Highlighting that the country has become a key hub for business model experimentation and technological innovation, they said China will remain a priority market for future foreign investment, particularly in areas such as electrification, digital transformation, green development and trade-in services, as many of such companies actively expand their presence abroad.

According to a report on foreign firms released by the Beijing-based Chinese Academy of International Trade and Economic Cooperation in mid-June, these enterprises continue to increase their investment in China's high-tech manufacturing sector this year.

The strategic layout of future cutting-edge industries by foreign businesses in China not only brings capital and technology, but also promotes China's industrial leap through industrial chain reshaping, international resource coordination and localized innovation, according to the report.

One such company is French industrial conglomerate Schneider Electric. The group, backed by its China AI (artificial intelligence) innovation labs, has been actively promoting the integration of AI technologies with application scenarios across industries such as manufacturing, building, infrastructure and data centers, aiming to accelerate digital transformation and the shift toward low-carbon growth.

Yin Zheng, executive vice-president, China and East Asia operations at Schneider Electric, said that as a key driver of global economic growth, China boasts a vast market and a solid industrial foundation.

The development of new quality productive forces is speeding up the creation of innovation-driven digital and green productivity, offering broader development opportunities for multinational corporations in the field of high-tech sectors, said Yin.

"For the next step, we will continue to build digital, green and global ecosystems to empower small and medium-sized enterprises to innovate and help Chinese companies expand into international markets," he added.

Similar views were shared by Nathan Stoner, chairman for China at Cummins Inc, a United States-based engine manufacturer.

"We are currently undergoing adjustments and transformations in our business, not just in components, but also in our operations in China. Our goal is not only to serve the Chinese market, but also to support Chinese automakers in their global expansion," said Stoner.

For instance, some Chinese automakers are expanding in Southeast Asia, Europe and other regions, and Cummins is keen to assist them in developing their overseas business, he added.

Cummins will launch next-generation products, including electric motors, electronic controls, e-drive systems and integrated controllers — as well as power electronics — in the country next year.

The actual use of foreign direct investment in China's high-tech industries reached 109.04 billion yuan ($15.22 billion) in the first five months of 2025, with FDI rising 146 percent in the e-commerce services sector, 74.9 percent in the aerospace equipment manufacturing sector and 59.2 percent in the chemical pharmaceuticals manufacturing sector, year-on-year, said the Ministry of Commerce.

Investment from the United Kingdom, the Republic of Korea and Germany increased 60.9 percent, 10.3 percent and 7.1 percent, year-on-year, respectively, during the five-month period.

In a shift from industrial investment to people-to-people exchanges, Air New Zealand, Air China and Tourism New Zealand announced a partnership in late June aimed at strengthening travel from China to the island country.

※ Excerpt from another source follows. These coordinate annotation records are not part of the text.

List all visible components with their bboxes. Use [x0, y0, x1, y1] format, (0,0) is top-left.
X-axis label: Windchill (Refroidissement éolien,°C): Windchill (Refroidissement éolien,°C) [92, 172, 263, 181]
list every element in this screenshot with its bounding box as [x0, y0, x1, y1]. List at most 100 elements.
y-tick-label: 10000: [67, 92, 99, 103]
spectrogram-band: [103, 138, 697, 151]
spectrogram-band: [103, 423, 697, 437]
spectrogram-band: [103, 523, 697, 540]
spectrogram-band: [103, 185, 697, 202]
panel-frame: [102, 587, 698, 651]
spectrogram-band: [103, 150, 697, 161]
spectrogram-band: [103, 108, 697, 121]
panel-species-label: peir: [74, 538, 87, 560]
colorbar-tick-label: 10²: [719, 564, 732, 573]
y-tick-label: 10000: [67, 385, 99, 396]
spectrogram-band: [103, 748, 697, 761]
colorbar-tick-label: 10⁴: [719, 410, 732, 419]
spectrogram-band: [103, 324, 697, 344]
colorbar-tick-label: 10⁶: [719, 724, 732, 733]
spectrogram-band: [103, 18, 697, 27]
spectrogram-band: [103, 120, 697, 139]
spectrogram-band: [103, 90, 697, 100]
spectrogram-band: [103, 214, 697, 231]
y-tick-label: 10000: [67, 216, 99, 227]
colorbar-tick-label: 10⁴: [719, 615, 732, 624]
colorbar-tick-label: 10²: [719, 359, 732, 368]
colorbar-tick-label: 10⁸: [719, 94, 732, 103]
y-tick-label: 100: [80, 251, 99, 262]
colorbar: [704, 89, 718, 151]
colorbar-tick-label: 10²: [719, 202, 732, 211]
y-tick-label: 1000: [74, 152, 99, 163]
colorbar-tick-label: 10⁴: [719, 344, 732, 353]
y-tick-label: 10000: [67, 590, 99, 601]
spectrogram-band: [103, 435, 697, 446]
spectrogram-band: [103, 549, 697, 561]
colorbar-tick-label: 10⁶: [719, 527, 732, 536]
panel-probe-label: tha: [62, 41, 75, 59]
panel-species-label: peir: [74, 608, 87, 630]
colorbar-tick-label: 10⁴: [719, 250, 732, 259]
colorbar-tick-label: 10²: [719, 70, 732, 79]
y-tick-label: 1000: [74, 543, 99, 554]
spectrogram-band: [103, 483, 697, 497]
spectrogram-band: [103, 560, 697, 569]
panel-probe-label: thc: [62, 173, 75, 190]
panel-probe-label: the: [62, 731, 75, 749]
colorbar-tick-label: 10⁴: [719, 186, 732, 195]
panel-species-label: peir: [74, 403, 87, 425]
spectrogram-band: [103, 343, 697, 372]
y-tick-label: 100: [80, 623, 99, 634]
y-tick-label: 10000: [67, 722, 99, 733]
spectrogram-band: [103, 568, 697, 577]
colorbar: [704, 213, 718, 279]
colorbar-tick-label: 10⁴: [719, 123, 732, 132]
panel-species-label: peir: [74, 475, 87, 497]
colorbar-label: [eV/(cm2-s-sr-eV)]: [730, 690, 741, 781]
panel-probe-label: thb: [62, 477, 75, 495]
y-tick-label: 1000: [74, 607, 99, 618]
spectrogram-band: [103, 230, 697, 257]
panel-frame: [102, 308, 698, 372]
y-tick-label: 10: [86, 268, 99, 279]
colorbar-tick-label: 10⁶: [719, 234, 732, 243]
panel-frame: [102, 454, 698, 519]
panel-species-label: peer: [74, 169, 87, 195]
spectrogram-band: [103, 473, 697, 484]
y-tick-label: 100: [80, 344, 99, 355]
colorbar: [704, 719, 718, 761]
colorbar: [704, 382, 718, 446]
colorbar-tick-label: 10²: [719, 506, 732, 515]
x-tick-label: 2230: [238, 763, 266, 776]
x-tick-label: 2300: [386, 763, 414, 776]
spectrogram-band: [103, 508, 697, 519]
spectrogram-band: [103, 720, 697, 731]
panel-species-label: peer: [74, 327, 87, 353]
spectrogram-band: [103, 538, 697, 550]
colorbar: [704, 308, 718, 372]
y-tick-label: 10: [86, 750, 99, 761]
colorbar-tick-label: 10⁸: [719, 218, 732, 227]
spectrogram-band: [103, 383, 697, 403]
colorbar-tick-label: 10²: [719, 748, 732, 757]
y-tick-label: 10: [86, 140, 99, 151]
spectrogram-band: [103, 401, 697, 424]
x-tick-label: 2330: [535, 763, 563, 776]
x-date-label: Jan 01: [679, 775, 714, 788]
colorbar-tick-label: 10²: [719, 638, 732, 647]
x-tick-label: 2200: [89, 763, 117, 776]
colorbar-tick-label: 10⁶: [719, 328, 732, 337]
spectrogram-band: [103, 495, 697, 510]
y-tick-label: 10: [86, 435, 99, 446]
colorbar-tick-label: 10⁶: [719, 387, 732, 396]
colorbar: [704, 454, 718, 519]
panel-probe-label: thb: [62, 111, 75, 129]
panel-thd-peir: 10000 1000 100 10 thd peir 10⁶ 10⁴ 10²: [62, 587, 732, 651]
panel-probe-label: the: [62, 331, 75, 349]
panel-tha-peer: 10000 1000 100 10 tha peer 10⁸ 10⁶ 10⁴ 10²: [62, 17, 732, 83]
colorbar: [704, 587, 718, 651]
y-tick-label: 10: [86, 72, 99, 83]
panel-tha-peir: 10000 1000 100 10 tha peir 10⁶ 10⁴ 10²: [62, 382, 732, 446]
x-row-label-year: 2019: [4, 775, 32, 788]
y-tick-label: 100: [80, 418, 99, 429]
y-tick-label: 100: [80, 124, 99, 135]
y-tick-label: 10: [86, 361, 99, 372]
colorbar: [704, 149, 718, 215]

Air New Zealand will invest more than $700,000 in marketing through this partnership in China over the next 12 months.

"This is an opportunity to further stimulate travel demand to encourage growth in inbound tourism from China to New Zealand," said Greg Foran, CEO of the Auckland-based airline, adding that the carrier expects to see a 33 percent increase on a yearly basis in premium seats on the Shanghai-Auckland route from October.